Before I had to go back to the sporting goods store and grapple with limited parking, he gave me a lesson. He’s learnt it all from chatting with the magazine on their Twitter page. Well, now I know. Golf cleats are a basic sneaker with spikes projecting from the soles. These spikes are not of the same ilk as soccer cleats. They are for arch support and lateral stability which most everyone needs in sports, but the shoe itself, whether leather or a man-made material, is quite different. The top-grade golf shoes with cleats feature boost foam technology in the heel and the forefoot for greater underfoot cushioning while playing. Good design will “maximize energy return and comfort in multiple parts of the shoe for complete performance.” Sounds great to me.

Football cleats are another animal. The modern football shoe looks a bit like those used for soccer but the appearance and spacing of the sole projections are different. Cleats all seem to offer grip and control, but on different surfaces and for various kinds of movements. They tout a secure fit and enhanced playing skills. Imagine getting all that in a shoe. The cleats that are billed as “premium” seem to be the most recommended despite the higher price.

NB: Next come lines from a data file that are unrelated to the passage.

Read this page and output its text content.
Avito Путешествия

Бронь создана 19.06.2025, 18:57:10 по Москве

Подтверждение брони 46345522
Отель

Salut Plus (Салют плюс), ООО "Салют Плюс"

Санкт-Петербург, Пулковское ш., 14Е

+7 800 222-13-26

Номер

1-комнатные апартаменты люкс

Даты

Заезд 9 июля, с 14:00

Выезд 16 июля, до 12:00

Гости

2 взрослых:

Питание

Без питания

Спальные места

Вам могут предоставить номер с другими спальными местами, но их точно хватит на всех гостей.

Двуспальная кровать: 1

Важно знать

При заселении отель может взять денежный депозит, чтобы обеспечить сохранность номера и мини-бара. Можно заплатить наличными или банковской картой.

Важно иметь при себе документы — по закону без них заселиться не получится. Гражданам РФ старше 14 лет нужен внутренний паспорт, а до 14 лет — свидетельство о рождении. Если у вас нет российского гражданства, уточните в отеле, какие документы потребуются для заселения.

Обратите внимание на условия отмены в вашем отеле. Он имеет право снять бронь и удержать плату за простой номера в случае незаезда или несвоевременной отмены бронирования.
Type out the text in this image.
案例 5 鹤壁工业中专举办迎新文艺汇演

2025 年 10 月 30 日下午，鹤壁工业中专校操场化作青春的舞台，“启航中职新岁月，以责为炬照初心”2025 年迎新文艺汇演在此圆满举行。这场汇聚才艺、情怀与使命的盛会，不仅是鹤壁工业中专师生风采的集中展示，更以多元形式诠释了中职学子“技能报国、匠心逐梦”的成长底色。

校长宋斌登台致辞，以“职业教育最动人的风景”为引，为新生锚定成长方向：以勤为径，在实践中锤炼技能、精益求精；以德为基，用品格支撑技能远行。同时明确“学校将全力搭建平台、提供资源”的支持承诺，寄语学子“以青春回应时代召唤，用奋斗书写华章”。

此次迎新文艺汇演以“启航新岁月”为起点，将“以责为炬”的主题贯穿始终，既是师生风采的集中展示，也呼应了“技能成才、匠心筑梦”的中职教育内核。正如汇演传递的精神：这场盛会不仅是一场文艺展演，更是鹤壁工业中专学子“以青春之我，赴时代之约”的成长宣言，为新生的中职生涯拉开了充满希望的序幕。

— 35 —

Soccer shoes have a cleated outsole (unless you play indoors) and superior construction designed just for this game. The shoe look a bit outer space to me to which for my son is part of the fun. There are soft ground and firm ground versions. The latter has short, circular molded and bladed studs that are patterned strategically on the sold. Note: they can’t be too long. If the player is outdoors on a natural grass surface, as well as turf or artificial grass. Let’s go to the soft ground model. They feature longer and fewer interchangeable studs. These are spaced farther apart to dig into soggy ground. If a team lives and plays in a wet climate, they would choose this model or add it as an alternative style on rainy days.

I bet my son could tell me more, but I think I know enough to go back to the store and select the right item. He told me the name of the shoe and his size so I couldn’t go wrong. I learned my lesson well and won’t make the same mistake ever again.